— Ты по-прежнему так считаешь, несмотря ни на что?
— Ты сама должна решить.
— Но ведь ты считаешь именно так?
Я прикусил губу. Пейдж пристально смотрела на меня, но я лишь пожал плечами.
— Да, я так считаю, — признался я. — Тем более, разве они не заставят тебя остаться?
— Они не могут меня заставить, — сказала она, допивая. — Я сама…
Я приложил палец ей к губам, и она будто забыла, о чем говорила.
— Подумаешь об этом завтра утром, а сейчас — забудь. Давай дождемся Боба, послушаем, что он скажет. Посмотрим, какое решение примет твой отец.
Глядя в пол, Пейдж проговорила:
— Если мы разделимся, я хочу быть с тобой, куда бы ты ни направился.
Такая вера в меня, в мои силы и возможности очень трогала, но совесть и здравый смысл говорили, что нужно переубедить Пейдж. Нельзя разделять её с родителями. И что теперь делать? Уговаривать её остаться? Через силу я сказал:
— Послушай, мне кажется, если твои родители не захотят уходить, тебе, наверное, будет лучше остаться с ними…
— Джесс, я хочу быть там, где ты.
Я проглотил комок в горле.
— Пейдж…
— Я пойду за тобой и говори, что хочешь. — Она пристально смотрела на меня.
— Ты сама пожалеешь, если оставишь их.
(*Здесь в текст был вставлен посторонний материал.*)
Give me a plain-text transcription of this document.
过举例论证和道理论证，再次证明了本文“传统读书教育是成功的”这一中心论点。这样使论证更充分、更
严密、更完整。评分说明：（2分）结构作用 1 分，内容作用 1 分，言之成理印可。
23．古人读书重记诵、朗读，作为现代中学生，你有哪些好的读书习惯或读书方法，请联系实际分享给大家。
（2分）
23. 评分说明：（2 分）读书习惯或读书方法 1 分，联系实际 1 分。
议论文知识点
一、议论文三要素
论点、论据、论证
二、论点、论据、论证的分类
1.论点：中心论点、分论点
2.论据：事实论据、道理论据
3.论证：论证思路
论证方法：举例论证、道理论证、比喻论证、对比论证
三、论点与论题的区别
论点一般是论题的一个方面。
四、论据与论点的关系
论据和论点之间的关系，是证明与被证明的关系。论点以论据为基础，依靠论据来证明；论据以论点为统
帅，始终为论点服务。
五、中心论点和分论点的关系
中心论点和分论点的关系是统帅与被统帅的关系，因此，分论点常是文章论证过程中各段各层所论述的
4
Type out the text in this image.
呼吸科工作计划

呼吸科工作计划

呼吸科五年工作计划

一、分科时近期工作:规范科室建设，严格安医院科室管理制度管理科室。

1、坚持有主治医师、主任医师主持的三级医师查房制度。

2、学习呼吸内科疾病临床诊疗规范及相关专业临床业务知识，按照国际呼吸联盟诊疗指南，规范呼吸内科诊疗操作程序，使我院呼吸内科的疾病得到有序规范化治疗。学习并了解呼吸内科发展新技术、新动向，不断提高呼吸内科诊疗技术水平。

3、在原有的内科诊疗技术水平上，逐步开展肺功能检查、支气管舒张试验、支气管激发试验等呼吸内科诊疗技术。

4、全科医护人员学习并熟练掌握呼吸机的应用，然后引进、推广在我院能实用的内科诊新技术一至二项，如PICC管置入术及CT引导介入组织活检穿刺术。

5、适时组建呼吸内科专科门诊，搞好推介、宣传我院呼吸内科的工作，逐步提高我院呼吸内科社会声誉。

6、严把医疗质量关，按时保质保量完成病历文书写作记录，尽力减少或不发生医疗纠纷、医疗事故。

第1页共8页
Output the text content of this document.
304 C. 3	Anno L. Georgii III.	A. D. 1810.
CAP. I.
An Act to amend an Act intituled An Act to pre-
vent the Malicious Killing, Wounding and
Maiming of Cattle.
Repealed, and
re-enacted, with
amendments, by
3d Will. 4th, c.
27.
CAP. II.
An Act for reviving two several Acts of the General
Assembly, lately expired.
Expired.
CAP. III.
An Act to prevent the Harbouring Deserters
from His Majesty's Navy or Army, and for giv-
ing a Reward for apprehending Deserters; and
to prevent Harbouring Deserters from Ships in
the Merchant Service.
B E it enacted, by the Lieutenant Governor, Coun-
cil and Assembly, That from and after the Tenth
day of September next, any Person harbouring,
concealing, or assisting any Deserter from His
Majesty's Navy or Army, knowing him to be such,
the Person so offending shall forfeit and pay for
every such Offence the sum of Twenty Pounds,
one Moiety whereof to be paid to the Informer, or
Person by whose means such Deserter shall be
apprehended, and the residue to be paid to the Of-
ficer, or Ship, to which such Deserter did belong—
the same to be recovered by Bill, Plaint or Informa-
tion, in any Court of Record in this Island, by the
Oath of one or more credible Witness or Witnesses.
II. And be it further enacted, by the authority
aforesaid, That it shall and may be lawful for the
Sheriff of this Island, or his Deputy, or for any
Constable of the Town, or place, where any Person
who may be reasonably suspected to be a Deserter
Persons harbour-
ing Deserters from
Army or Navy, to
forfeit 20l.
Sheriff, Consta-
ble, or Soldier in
Здесь тихо. Место надежно защищено. Я буду спокоен за тебя. Заражённые до тебя не доберутся.
— А здоровые — вполне.
Сложно было спорить с этим. Я вообще чувствовал себя по-дурацки, внушая ей, как здесь безопасно.
Но гораздо сильнее меня смущало другое. В школе я бы отдал правую руку, лишь бы какая-нибудь девчонка относилась ко мне так, как сейчас Пейдж, только вот её привязанность оказалась тяжелым грузом. Безусловно, я убеждал себя, что все, что я делаю, я делаю не только ради себя, но и ради других: ради тех, кого мне удалось собрать вместе. Только не кривил ли я душой? Ведь в итоге я всегда уходил один. Да, так складывались обстоятельства, но и я сам так решал.